Des études récentes ont montré qu’il n’y avait aucun obstacle, ni légal ni d’un autre ordre, à notre réinstallation. Notre communauté se tient prête, désireuse de ce retour, et volontaire pour mobiliser les compétences nécessaires pour faire revivre une économie et un mode de vie abandonnés.

Diego Garcia.

Nul n’est mieux placé que nous les Chagossiens pour être les gardiens vigilants qui préserveront cet environnement unique au monde.

Il y a aujourd’hui une opportunité unique de réparer les torts dont nous avons souffert. L’Administration U.S. est clairement décidée à accepter la réinstallation, au moment où le renouvellement prochain de l’accord de 1966 offre une ouverture qui ne se reproduira pas avant de longues années.

En toute hypothèse, il n’y eut jamais la moindre raison fondée sur des principes à la base de notre déportation, comme le démontre dans la lettre ci-jointe le Professeur Lawrence Korb, ancien Assistant au Secrétaire d’Etat de la Défense U.S. [1]. Le prix payé par les Chagossiens a été à la fois cruel et inutile.

Avril 2006. Une escale de quelques heures aux Chagos pour la communauté des Chagossiens. Ici, sur l’île de Salomon.

Bien qu’il puisse exister des vues divergentes au sein du Cabinet lors de la prise de telle ou telle décision, nous vous demandons instamment de faire prévaloir vos qualités d’homme d’Etat en assurant un juste rétablissement de notre droit fondamental de retour sur notre terre natale, ce qui mettra un terme à notre exil.

L’Histoire montrera que le respect des normes de civilisation fondamentales n’est aucunement incompatible avec la défense effective du royaume.
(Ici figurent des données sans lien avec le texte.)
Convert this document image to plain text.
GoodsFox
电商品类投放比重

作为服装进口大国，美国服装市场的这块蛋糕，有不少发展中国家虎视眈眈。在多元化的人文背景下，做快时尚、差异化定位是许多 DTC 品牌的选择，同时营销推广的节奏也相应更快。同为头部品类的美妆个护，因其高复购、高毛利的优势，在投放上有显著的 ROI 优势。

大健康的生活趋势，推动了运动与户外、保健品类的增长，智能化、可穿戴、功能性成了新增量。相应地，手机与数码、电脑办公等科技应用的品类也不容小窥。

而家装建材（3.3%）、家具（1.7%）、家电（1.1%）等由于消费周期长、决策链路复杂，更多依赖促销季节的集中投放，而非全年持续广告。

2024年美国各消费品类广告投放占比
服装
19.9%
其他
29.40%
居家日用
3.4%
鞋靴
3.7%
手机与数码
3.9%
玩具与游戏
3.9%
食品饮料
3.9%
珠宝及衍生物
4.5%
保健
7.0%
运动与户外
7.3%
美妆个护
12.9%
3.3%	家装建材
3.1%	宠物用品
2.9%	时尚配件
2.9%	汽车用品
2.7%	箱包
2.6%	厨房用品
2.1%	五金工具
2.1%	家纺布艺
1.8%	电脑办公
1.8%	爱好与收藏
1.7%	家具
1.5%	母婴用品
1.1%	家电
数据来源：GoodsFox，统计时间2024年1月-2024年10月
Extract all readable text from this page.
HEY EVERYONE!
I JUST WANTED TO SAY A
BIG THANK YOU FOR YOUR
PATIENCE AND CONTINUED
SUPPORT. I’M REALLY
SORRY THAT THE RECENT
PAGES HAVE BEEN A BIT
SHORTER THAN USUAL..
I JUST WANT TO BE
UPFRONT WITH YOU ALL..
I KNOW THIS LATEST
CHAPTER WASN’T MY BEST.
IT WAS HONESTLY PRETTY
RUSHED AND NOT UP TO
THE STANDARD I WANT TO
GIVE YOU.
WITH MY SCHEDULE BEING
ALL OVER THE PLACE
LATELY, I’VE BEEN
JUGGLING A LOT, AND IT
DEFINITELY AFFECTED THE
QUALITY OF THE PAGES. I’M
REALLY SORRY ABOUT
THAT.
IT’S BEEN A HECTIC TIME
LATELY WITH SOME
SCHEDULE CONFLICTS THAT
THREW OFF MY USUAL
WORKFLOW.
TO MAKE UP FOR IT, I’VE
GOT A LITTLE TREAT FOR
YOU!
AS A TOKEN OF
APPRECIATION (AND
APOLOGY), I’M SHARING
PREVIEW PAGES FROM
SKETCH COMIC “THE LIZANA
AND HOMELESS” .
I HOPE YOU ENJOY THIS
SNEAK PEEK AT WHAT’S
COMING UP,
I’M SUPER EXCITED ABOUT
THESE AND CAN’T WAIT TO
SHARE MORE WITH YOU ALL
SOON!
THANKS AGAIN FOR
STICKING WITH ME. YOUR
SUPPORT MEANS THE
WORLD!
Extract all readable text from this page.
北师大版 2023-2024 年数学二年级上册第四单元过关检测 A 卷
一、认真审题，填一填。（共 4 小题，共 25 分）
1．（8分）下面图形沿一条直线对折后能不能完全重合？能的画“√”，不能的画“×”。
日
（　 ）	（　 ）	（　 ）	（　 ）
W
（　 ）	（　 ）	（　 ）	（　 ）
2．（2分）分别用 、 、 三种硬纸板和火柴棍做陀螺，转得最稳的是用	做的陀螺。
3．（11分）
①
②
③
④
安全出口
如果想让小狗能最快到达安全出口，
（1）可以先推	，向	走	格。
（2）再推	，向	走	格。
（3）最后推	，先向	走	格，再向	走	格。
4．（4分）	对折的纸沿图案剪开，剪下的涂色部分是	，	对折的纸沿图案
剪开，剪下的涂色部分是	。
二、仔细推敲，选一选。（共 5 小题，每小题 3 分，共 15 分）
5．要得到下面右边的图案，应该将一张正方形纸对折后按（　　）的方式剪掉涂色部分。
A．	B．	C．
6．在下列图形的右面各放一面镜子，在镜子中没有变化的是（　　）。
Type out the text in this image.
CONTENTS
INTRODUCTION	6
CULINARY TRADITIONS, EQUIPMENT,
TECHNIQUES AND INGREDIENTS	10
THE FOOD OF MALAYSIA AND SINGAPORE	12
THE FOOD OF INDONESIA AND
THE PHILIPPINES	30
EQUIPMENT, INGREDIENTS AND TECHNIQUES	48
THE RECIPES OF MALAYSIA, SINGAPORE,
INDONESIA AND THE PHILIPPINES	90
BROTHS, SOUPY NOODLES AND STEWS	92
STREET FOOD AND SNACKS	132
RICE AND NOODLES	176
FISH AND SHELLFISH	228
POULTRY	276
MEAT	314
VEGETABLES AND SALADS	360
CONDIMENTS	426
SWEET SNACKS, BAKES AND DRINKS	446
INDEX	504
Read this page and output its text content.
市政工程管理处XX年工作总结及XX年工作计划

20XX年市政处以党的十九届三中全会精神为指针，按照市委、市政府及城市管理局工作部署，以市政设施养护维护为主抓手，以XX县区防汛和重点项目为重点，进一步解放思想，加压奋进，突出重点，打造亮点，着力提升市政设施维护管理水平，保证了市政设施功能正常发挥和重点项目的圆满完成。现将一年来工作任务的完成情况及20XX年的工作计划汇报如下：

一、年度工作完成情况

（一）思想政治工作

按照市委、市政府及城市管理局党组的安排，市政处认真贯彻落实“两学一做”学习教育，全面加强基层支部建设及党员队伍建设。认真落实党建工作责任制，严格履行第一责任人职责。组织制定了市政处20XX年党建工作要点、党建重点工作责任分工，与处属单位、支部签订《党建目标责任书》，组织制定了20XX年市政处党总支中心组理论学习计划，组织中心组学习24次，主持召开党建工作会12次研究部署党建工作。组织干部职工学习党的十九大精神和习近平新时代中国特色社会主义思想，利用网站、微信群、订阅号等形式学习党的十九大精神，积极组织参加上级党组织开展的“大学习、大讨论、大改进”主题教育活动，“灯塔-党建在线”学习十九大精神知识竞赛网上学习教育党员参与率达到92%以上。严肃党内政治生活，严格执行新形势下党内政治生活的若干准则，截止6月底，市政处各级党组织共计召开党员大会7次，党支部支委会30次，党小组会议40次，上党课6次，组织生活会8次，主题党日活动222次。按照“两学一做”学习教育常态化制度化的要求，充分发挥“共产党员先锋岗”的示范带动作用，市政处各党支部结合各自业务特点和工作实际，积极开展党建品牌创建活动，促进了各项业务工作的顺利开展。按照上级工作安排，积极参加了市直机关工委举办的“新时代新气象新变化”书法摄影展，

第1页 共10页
Votre soutien est crucial pour qu’advienne une réinstallation réussie. Cela démontrera que les gouvernements du Royaume-Uni et des U.S.A. sont en mesure de faire preuve de la stature morale qui corrigera les torts que nous avons endurés durant près d’un demi-siècle.

Olivier Bancoult
Leader du Groupe Réfugiés Chagos
(Maurice et Royaume-Uni)

Olivier Bancoult, leader du "Chagos Refugees Group". Photo 7 Lames la Mer.

Notes

[1Dans cette lettre d’octobre 2010, adressée au conseil d’Olivier Bancoult, Me Richard Gifford, le Pr. Lawrence Korb fait état de son expérience d’Assistant au Secrétaire d’Etat à la Défense et de ses 23 années de service dans la Réserve Navale U.S. avant d’écrire : « Je ne vois aucune raison de sécurité nationale qui interdirait le retour des Chagossiens aux Chagos. De fait, après avoir réexaminé toute l’histoire, je ne comprends pas pourquoi ils furent expulsés dans les années 1960 et 1970 ». Et il ajoute : « Il n’y a aucune bonne raison de penser que le retour des Chagossiens à Diego Garcia saperait la mission de la base. Il existe de par le monde nombre de bases avec la population indigène vivant à proximité et même avec un personnel issu de cette population ».